The Federal Communications Commission has construed this rule expansively to prohibit the rebroadcast of recorded messages, including voicemails, in the pursuit of upholding “the legitimate expectations of privacy and dignity of individuals.” Within the last three years, two radio stations have been fined $4,000 and $12,000 respectively for such violations.
In the context of media policy, although Vicki McKenna crossed the line, it’s WIBA – and its parent company, Clear Channel Communications – that’s liable for this abuse of the public airwaves. The audio evidence is undeniable. Furthermore, the station promotes the offending program in no uncertain terms (“Vicki plays the audio and takes your calls”).

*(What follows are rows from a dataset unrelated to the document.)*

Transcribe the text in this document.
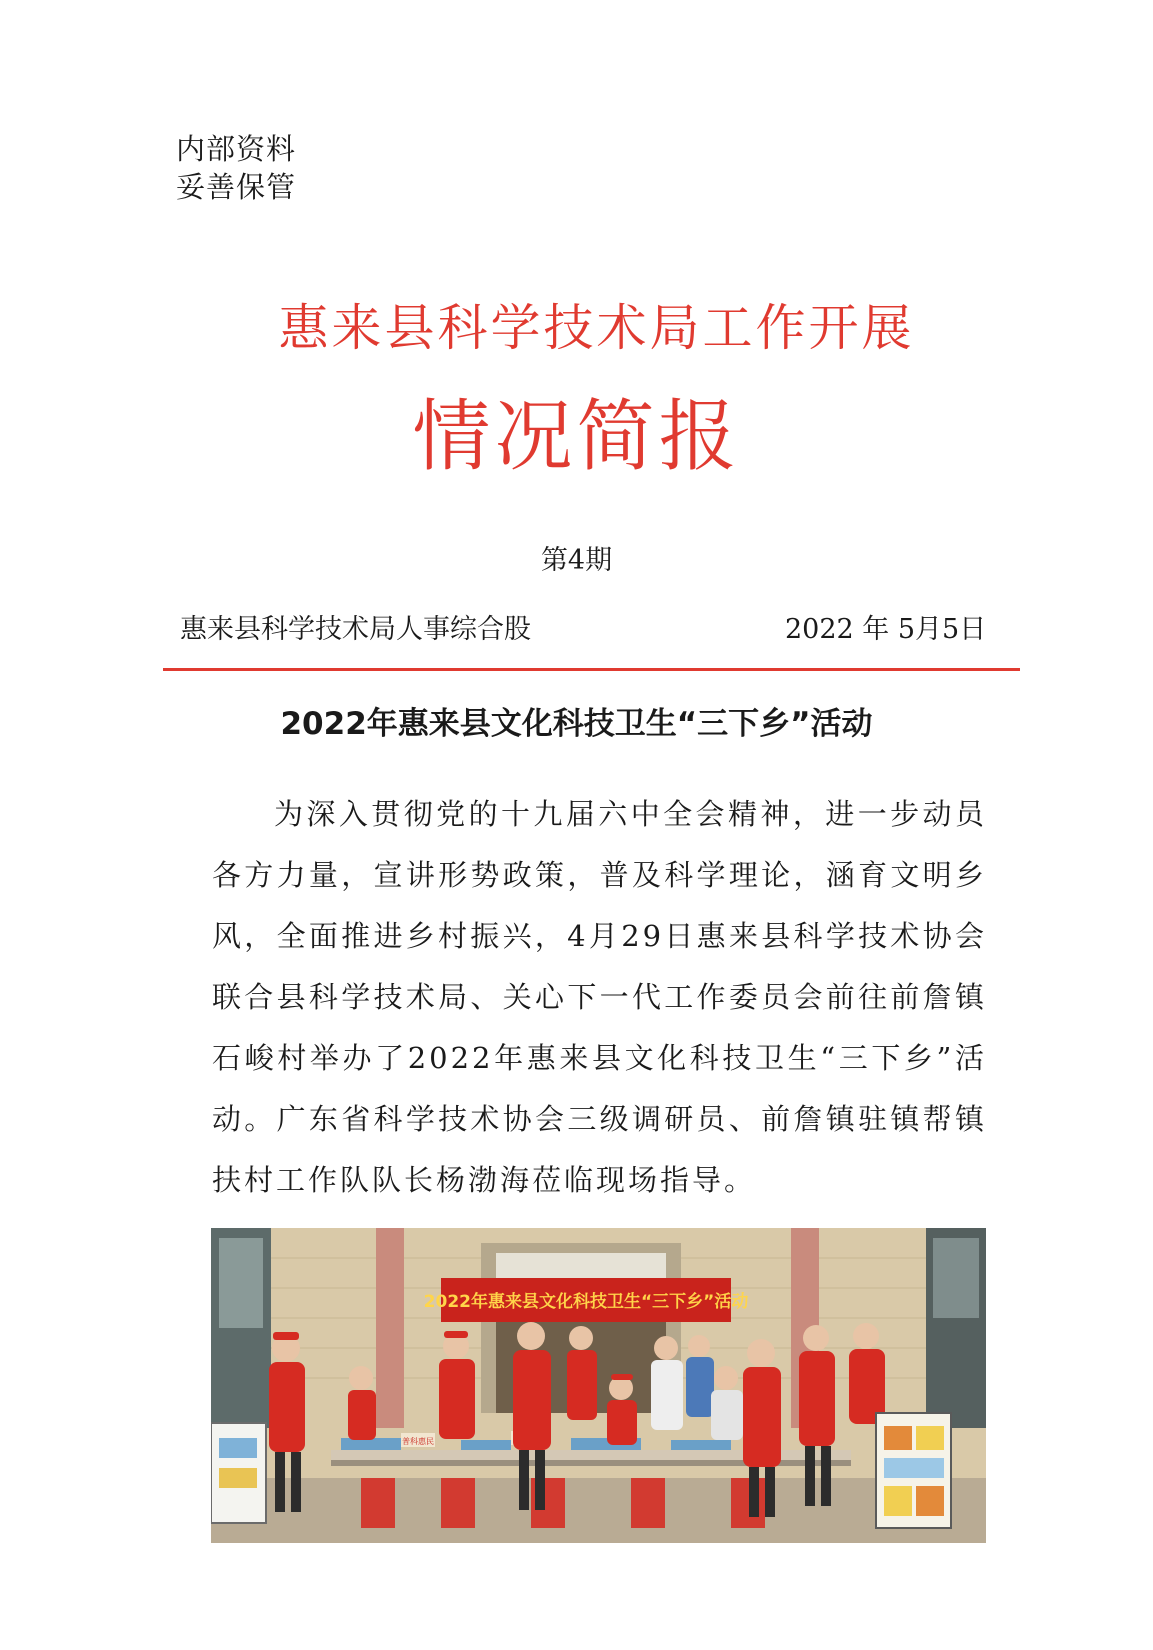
内部资料
妥善保管
惠来县科学技术局工作开展
情况简报
第4期
惠来县科学技术局人事综合股	2022 年 5月5日
2022年惠来县文化科技卫生“三下乡”活动
为深入贯彻党的十九届六中全会精神，进一步动员各方力量，宣讲形势政策，普及科学理论，涵育文明乡风，全面推进乡村振兴，4月29日惠来县科学技术协会联合县科学技术局、关心下一代工作委员会前往前詹镇石峻村举办了2022年惠来县文化科技卫生“三下乡”活动。广东省科学技术协会三级调研员、前詹镇驻镇帮镇扶村工作队队长杨渤海莅临现场指导。
2022年惠来县文化科技卫生“三下乡”活动
普科惠民
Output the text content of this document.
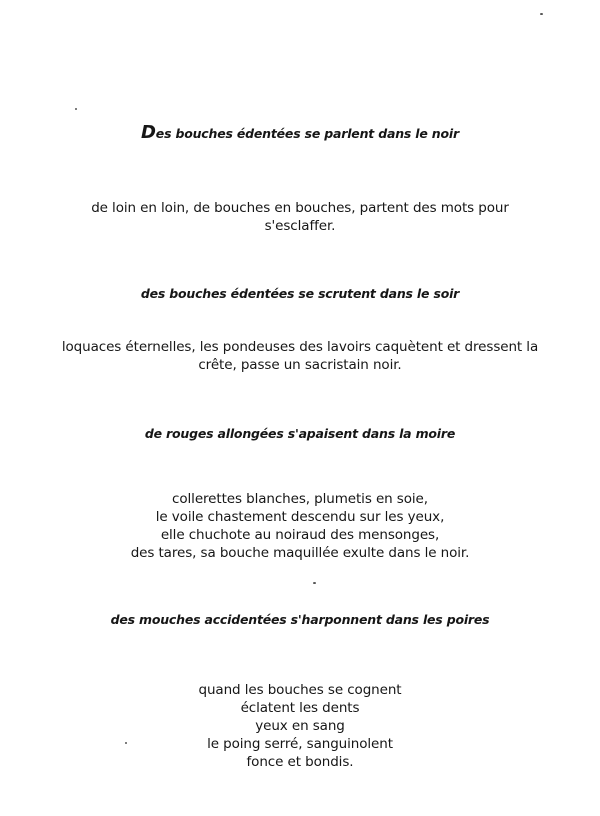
Des bouches édentées se parlent dans le noir
de loin en loin, de bouches en bouches, partent des mots pour
s'esclaffer.
des bouches édentées se scrutent dans le soir
loquaces éternelles, les pondeuses des lavoirs caquètent et dressent la
crête, passe un sacristain noir.
de rouges allongées s'apaisent dans la moire
collerettes blanches, plumetis en soie,
le voile chastement descendu sur les yeux,
elle chuchote au noiraud des mensonges,
des tares, sa bouche maquillée exulte dans le noir.
des mouches accidentées s'harponnent dans les poires
quand les bouches se cognent
éclatent les dents
yeux en sang
le poing serré, sanguinolent
fonce et bondis.
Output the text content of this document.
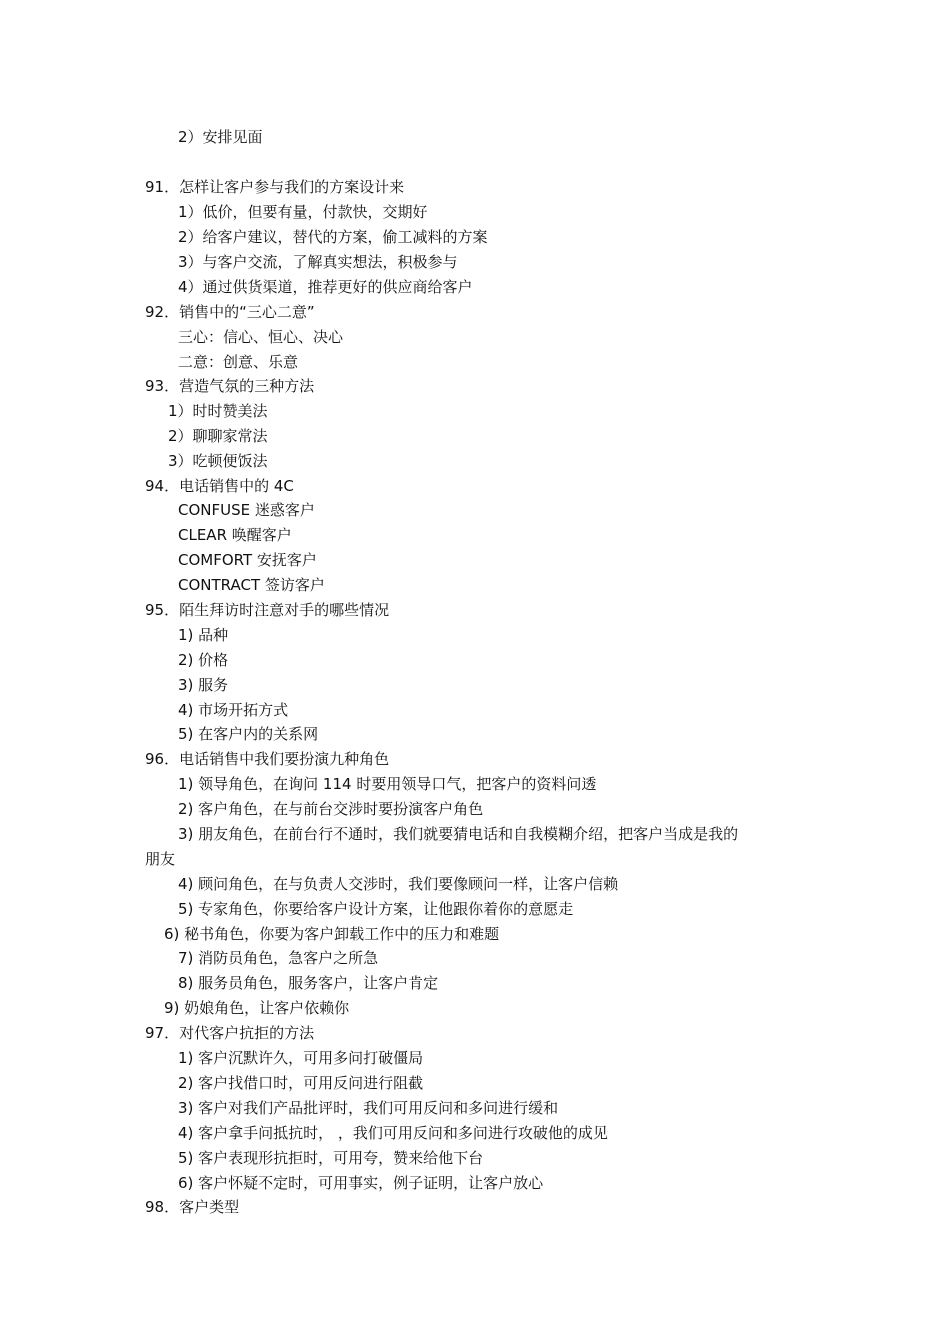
2）安排见面
91．怎样让客户参与我们的方案设计来
1）低价，但要有量，付款快，交期好
2）给客户建议，替代的方案，偷工减料的方案
3）与客户交流，了解真实想法，积极参与
4）通过供货渠道，推荐更好的供应商给客户
92．销售中的“三心二意”
三心：信心、恒心、决心
二意：创意、乐意
93．营造气氛的三种方法
1）时时赞美法
2）聊聊家常法
3）吃顿便饭法
94．电话销售中的 4C
CONFUSE 迷惑客户
CLEAR 唤醒客户
COMFORT 安抚客户
CONTRACT 签访客户
95．陌生拜访时注意对手的哪些情况
1) 品种
2) 价格
3) 服务
4) 市场开拓方式
5) 在客户内的关系网
96．电话销售中我们要扮演九种角色
1) 领导角色，在询问 114 时要用领导口气，把客户的资料问透
2) 客户角色，在与前台交涉时要扮演客户角色
3) 朋友角色，在前台行不通时，我们就要猜电话和自我模糊介绍，把客户当成是我的
朋友
4) 顾问角色，在与负责人交涉时，我们要像顾问一样，让客户信赖
5) 专家角色，你要给客户设计方案，让他跟你着你的意愿走
6) 秘书角色，你要为客户卸载工作中的压力和难题
7) 消防员角色，急客户之所急
8) 服务员角色，服务客户，让客户肯定
9) 奶娘角色，让客户依赖你
97．对代客户抗拒的方法
1) 客户沉默许久，可用多问打破僵局
2) 客户找借口时，可用反问进行阻截
3) 客户对我们产品批评时，我们可用反问和多问进行缓和
4) 客户拿手问抵抗时， ，我们可用反问和多问进行攻破他的成见
5) 客户表现形抗拒时，可用夸，赞来给他下台
6) 客户怀疑不定时，可用事实，例子证明，让客户放心
98．客户类型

Clear Channel, being the radio monolith that it is, could conceivably try to claim ignorance of McKenna’s actions, but the FCC won’t buy it.
To top it all off, the woman who left the voicemail has been detrimentally affected by McKenna’s and Blaska’s polemicism. She’s confirmed that she did not give WIBA consent to broadcast her misdirected message. Since the coordinated broadcast-bloggery was unleashed the woman has also received threats serious enough to contact the police about.
It’s unclear whether she plans to contact the FCC over the incident. However, now that actionable information is in the public domain, anyone can file a complaint.
It’s unfortunate that nobody but Clear Channel will likely be reprimanded for this, though it would be rich if the company docked McKenna’s paycheck for the fine they both deserve.